Psychology Today published an article called,  ‘Don’t Hug The Dog’. In this article they summarized a study that proved that only 7% of dogs enjoy being hugged. The rest of the dogs showed various levels of anxiety, fear, and stress. Some dogs even showed anger and were threatening the person hugging them. But because we put human emotions on dogs facial expressions most of the people thought the dogs were embarrassed, enjoying the hug, or the person did not believe dogs had emotions.

To explore this further let’s look at what an Alpha Dog is, and what it is not

What an Alpha Dog is Not

For one, the alpha dog does not force another dog to obey. The alpha dog does not punish. The alpha dog does not continually ‘micromanage’ another dog’s movements like we see people doing with leashes. Because these are not natural behaviors for dogs the outcome is usually an anxiety problem or aggression.

I did my own research for over a year with people who punished dogs. I asked questions, and listened carefully. I found they had common beliefs.

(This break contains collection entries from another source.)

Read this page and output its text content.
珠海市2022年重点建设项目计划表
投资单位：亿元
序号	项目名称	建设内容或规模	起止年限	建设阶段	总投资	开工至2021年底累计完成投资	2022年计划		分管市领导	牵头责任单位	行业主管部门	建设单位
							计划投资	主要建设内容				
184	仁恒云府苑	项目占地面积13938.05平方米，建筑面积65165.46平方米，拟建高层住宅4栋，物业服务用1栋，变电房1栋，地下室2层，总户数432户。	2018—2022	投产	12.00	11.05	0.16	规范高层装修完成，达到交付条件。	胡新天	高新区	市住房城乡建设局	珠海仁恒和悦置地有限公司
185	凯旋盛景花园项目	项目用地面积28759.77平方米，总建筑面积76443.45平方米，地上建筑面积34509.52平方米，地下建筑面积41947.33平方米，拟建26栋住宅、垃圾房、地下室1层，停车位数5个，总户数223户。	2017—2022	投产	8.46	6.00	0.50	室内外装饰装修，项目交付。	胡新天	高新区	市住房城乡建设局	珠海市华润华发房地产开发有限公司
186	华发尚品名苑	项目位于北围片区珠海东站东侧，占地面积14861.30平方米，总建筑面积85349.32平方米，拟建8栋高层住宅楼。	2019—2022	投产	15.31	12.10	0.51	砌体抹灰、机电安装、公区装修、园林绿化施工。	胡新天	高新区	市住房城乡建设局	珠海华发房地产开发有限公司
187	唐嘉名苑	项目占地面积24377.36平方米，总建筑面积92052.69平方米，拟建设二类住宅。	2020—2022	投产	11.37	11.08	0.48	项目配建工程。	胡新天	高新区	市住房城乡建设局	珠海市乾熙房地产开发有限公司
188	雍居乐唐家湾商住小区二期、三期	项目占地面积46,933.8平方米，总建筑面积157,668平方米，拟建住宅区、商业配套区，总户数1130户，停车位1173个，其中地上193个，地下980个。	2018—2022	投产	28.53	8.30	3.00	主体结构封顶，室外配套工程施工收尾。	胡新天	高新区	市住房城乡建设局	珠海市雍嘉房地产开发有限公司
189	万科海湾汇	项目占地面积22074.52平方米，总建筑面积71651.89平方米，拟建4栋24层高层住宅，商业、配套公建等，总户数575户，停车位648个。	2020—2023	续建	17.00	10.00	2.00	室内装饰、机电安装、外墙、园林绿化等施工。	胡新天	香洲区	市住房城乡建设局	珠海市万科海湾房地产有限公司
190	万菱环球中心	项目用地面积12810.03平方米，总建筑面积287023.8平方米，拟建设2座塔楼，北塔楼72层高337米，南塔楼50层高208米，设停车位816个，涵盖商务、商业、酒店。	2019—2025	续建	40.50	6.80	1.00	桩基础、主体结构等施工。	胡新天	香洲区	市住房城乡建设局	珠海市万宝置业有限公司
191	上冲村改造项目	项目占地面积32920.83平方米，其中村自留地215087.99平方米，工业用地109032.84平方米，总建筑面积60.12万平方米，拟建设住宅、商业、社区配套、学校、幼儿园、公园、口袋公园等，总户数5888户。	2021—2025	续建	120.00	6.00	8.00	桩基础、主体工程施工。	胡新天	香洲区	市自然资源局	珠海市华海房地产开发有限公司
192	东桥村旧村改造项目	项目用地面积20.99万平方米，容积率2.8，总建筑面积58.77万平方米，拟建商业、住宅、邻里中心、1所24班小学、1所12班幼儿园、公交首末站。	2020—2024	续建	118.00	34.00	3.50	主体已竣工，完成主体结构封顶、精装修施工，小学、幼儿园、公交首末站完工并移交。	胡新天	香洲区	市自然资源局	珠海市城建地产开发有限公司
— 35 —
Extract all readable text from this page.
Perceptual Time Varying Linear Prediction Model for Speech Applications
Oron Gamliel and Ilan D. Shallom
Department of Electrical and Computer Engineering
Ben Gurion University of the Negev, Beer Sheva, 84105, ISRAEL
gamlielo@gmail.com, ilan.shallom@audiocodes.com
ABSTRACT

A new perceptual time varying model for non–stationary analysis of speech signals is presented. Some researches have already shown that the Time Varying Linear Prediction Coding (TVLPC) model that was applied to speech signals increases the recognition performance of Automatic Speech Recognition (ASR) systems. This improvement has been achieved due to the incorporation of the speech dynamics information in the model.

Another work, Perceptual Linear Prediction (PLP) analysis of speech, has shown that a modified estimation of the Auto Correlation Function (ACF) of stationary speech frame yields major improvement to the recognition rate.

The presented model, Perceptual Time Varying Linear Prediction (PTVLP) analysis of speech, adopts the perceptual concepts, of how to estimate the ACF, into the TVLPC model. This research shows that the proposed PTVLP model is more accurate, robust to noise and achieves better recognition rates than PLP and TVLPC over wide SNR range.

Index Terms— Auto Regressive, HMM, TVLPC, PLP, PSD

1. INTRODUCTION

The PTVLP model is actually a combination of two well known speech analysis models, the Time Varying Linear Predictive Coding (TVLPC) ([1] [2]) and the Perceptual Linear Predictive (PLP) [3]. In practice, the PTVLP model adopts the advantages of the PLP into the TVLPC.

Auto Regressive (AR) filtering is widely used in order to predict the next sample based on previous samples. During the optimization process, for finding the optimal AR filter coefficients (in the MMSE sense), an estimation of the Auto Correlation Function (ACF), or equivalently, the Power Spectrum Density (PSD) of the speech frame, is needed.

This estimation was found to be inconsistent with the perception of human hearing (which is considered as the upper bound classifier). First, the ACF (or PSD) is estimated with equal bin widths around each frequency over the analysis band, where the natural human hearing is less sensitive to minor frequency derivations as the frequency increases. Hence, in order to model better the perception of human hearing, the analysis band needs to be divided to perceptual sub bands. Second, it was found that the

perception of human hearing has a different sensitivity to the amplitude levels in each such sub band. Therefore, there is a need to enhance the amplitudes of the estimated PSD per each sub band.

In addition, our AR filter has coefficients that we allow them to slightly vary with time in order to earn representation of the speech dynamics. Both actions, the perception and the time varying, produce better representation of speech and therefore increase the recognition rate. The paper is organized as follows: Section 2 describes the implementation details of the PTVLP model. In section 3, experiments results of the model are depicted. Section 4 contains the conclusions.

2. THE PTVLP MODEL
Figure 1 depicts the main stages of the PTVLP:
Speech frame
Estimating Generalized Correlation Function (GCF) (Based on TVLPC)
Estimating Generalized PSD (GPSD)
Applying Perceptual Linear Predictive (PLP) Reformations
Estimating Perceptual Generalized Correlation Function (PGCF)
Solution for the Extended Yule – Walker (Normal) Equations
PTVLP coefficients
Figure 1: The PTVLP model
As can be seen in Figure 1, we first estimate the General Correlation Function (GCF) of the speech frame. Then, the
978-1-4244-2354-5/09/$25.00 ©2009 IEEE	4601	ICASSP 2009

1. A dog has no emotions. A dog does not think. To them a dog is a 2 dimensional being that must be controlled. They do not believe dogs think. This gives them an excuse for ignoring the dog for long periods, and for not training the dog. They start the training process by causing pain (leash jerks) and leaving the dog to figure out what the person wants. It is kind of funny. First you think the dog cannot think. Then you force the dog to try and figure out what you want.

2. A dog is a part of their family, their fur baby, but when they count the number of minutes in a day they are actually engaging with the dog it is often under 30 minutes. That means that for 23.5 hours of the day the dog is ‘acting wild.’

3. There are no boundaries. The dog is allowed to do anything it wants until the day it bites, destroys the furniture, is lunging and barking at other dogs, or becomes too disruptive to their lifestyle. Instead of teaching a puppy good behavior they wait, and then want to fix bad behavior. Unfortunately, they want a quick fix and often quit before the behavior modification is finished.